Railsong: A Novel by Rahul Bhattacharya

Bloomsbury

Review by Brian Tanguay

Charulata Chitol is an unlikely heroine. The motherless daughter of a railway worker, Charu, as she’s known, lives with her father and brothers in India’s hinterlands. When a massive rail strike looms, Charu wants to join the protestors. Her father commands her to stay away, reminding her of the danger. “You don’t want me to see anything, do anything, be anything at all,” Charu replies. Once the strike commences the government responds with swift brutality, attacking the strikers with bayonets, lathis and fists. The Chitol family is forced to flee and go into hiding until the crisis boils over. The family name is on a list of suspected agitators. 

What does a young, independent-minded girl do when her dreams butt up against societal expectations, tradition, and patriarchy? Refusing to accept a stunted future, Charu packs a duffel bag and sets off for Bombay, the big city. She’s sixteen years old, traveling alone, relying on her wits. For a time she lives with an uncle and aunt, enrolls in college classes she doesn’t attend, and evades the pressure to follow a traditional path, an arranged marriage. She lands a job in a shoe store and moves into a women’s hostel where the rules are rigid. No pets. No males. Open hair is forbidden in the communal dining room. Rooms can be searched at any time, for any reason. Some of her roommates are married, others divorced, a few had fled from overbearing inlaws. Charu adapts, learns how to skirt the oppressive rules and find small moments of freedom. 

Eventually, by way of sheer persistence and her father having died “in harness”, she secures a position with the Indian National Railways. The INR is an institution that occupies a central role in the imagination of the nation, connecting the many regions, cultures, languages and religions that make India a chaotic miracle. A physical representation of modernity and independence, the trains run north to south, east to west, from the teeming cities to the smallest villages. Charu begins near the bottom of the bureaucracy, as a junior clerk, and steadily works her way into better positions. She’s smart and capable, and can hold her own with male bosses. The INR is labyrinthine, its operating procedures and rules set down in manuals and circulars, guidelines and regulations. Somehow, the massive bureaucracy keeps the wheels turning, the trains moving more or less on schedule. Charu is grateful for the job and the foothold it grants her. It’s something to hold in a life marked by loss: her parents, home, even her childhood. She’s proud to be a working woman, a useful cog. She earns raises and promotions, and makes a career for herself as an independent woman.  
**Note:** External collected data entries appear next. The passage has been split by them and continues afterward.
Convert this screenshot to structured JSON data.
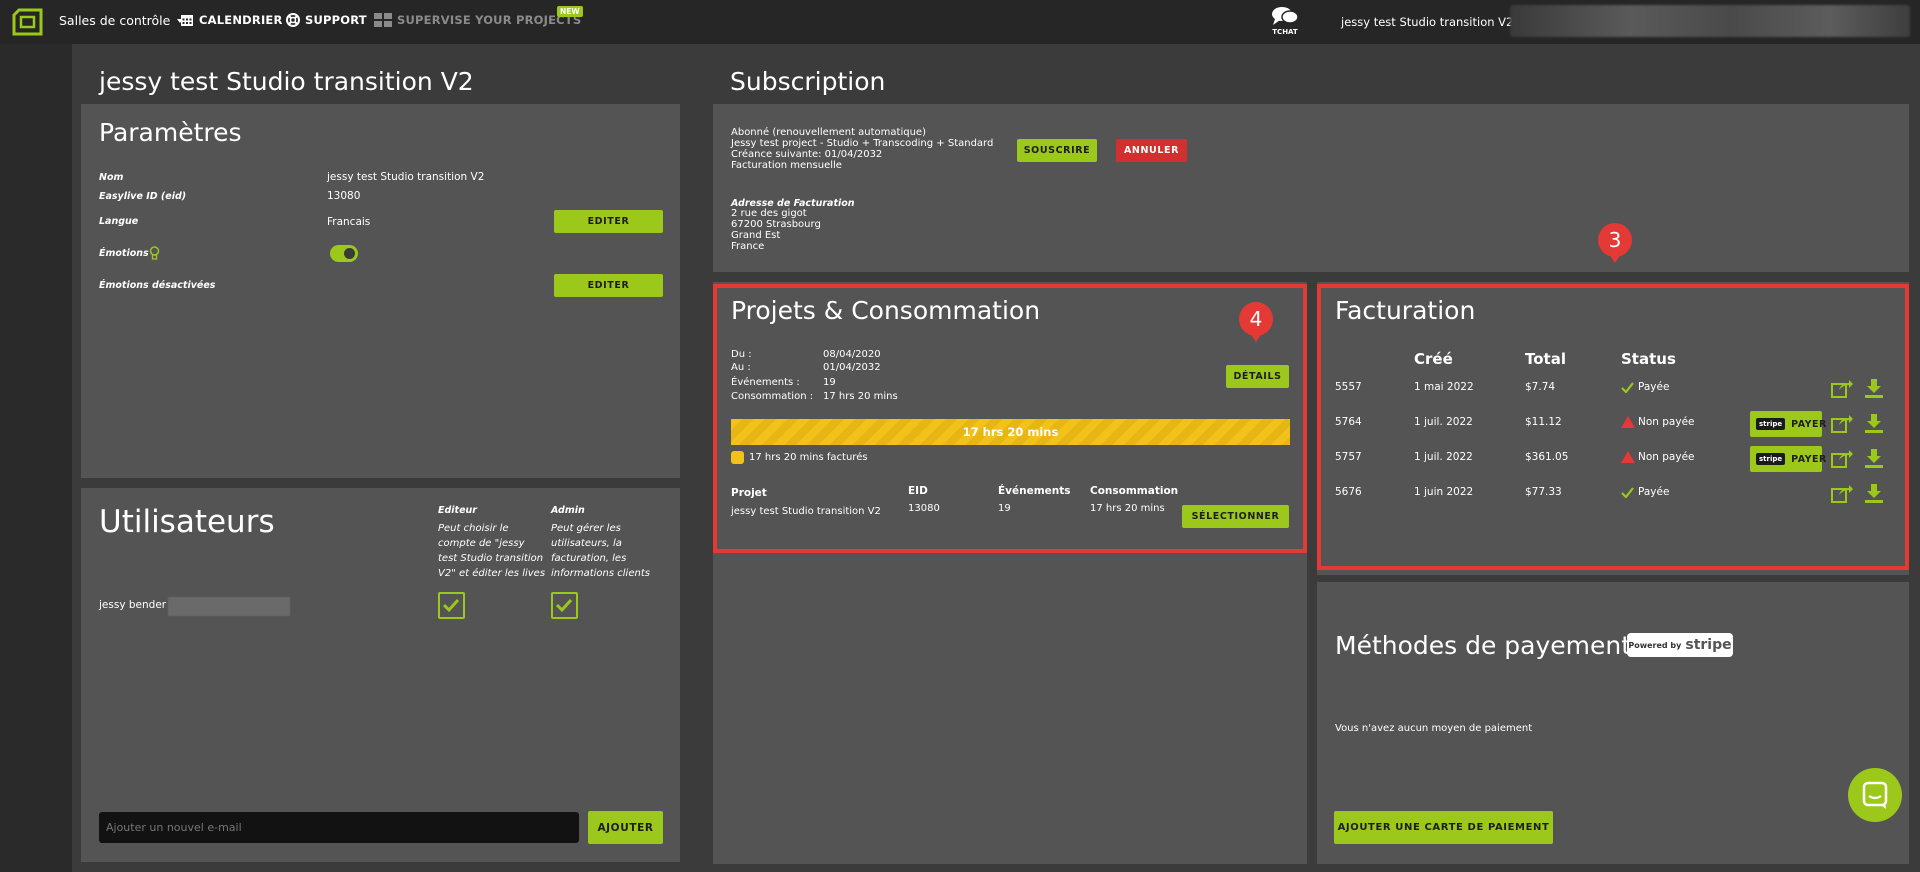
{
  "nav": {
    "control_rooms": "Salles de contrôle",
    "calendar": "CALENDRIER",
    "support": "SUPPORT",
    "supervise": "SUPERVISE YOUR PROJECTS",
    "new_badge": "NEW",
    "tchat": "TCHAT",
    "user_menu": "jessy test Studio transition V2"
  },
  "page_title": "jessy test Studio transition V2",
  "parametres": {
    "title": "Paramètres",
    "nom_label": "Nom",
    "nom_value": "jessy test Studio transition V2",
    "eid_label": "Easylive ID (eid)",
    "eid_value": "13080",
    "langue_label": "Langue",
    "langue_value": "Francais",
    "editer_1": "EDITER",
    "emotions_label": "Émotions",
    "emotions_enabled": true,
    "emotions_off_label": "Émotions désactivées",
    "editer_2": "EDITER"
  },
  "utilisateurs": {
    "title": "Utilisateurs",
    "editeur_head": "Editeur",
    "editeur_desc_1": "Peut choisir le",
    "editeur_desc_2": "compte de \"jessy",
    "editeur_desc_3": "test Studio transition",
    "editeur_desc_4": "V2\" et éditer les lives",
    "admin_head": "Admin",
    "admin_desc_1": "Peut gérer les",
    "admin_desc_2": "utilisateurs, la",
    "admin_desc_3": "facturation, les",
    "admin_desc_4": "informations clients",
    "user_name": "jessy bender",
    "editor_checked": true,
    "admin_checked": true,
    "email_placeholder": "Ajouter un nouvel e-mail",
    "add_button": "AJOUTER"
  },
  "subscription": {
    "title": "Subscription",
    "line1": "Abonné (renouvellement automatique)",
    "line2": "Jessy test project - Studio + Transcoding + Standard",
    "line3": "Créance suivante: 01/04/2032",
    "line4": "Facturation mensuelle",
    "subscribe_button": "SOUSCRIRE",
    "cancel_button": "ANNULER",
    "billing_label": "Adresse de Facturation",
    "address1": "2 rue des gigot",
    "address2": "67200 Strasbourg",
    "address3": "Grand Est",
    "address4": "France"
  },
  "projets": {
    "title": "Projets & Consommation",
    "du_label": "Du :",
    "du_value": "08/04/2020",
    "au_label": "Au :",
    "au_value": "01/04/2032",
    "events_label": "Événements :",
    "events_value": "19",
    "conso_label": "Consommation :",
    "conso_value": "17 hrs 20 mins",
    "details_button": "DÉTAILS",
    "progress_text": "17 hrs 20 mins",
    "progress_fraction": 1.0,
    "billed_text": "17 hrs 20 mins facturés",
    "col_projet": "Projet",
    "col_eid": "EID",
    "col_events": "Événements",
    "col_conso": "Consommation",
    "row_projet": "jessy test Studio transition V2",
    "row_eid": "13080",
    "row_events": "19",
    "row_conso": "17 hrs 20 mins",
    "select_button": "SÉLECTIONNER",
    "marker": "4"
  },
  "facturation": {
    "title": "Facturation",
    "col_cree": "Créé",
    "col_total": "Total",
    "col_status": "Status",
    "marker": "3",
    "payer_label": "PAYER",
    "stripe_mini": "stripe",
    "invoices": [
      {
        "id": "5557",
        "date": "1 mai 2022",
        "total": "$7.74",
        "status": "Payée",
        "paid": true
      },
      {
        "id": "5764",
        "date": "1 juil. 2022",
        "total": "$11.12",
        "status": "Non payée",
        "paid": false
      },
      {
        "id": "5757",
        "date": "1 juil. 2022",
        "total": "$361.05",
        "status": "Non payée",
        "paid": false
      },
      {
        "id": "5676",
        "date": "1 juin 2022",
        "total": "$77.33",
        "status": "Payée",
        "paid": true
      }
    ]
  },
  "paiement": {
    "title": "Méthodes de payement",
    "powered_by": "Powered by",
    "stripe": "stripe",
    "empty_text": "Vous n'avez aucun moyen de paiement",
    "add_card_button": "AJOUTER UNE CARTE DE PAIEMENT"
  },
  "colors": {
    "accent": "#9bc81a",
    "danger": "#d32f2f",
    "progress": "#f2c21a",
    "panel": "#545454",
    "background": "#3b3b3b",
    "topbar": "#262626"
  }
}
There’s a great deal more to this sprawling tale, told with flair and heart by Rahul Bhattacharya. A part near the end stuck in my imagination. Charu, now married (for love) and living with her inlaws in claustrophobic proximity, is told the way to navigate the situation is to dissolve like sugar in milk, become sweet, but Charu hasn’t come this far by pretending to be someone she’s not. Although the journey is often lonely, her happiness is bound to the independence offered by the rails.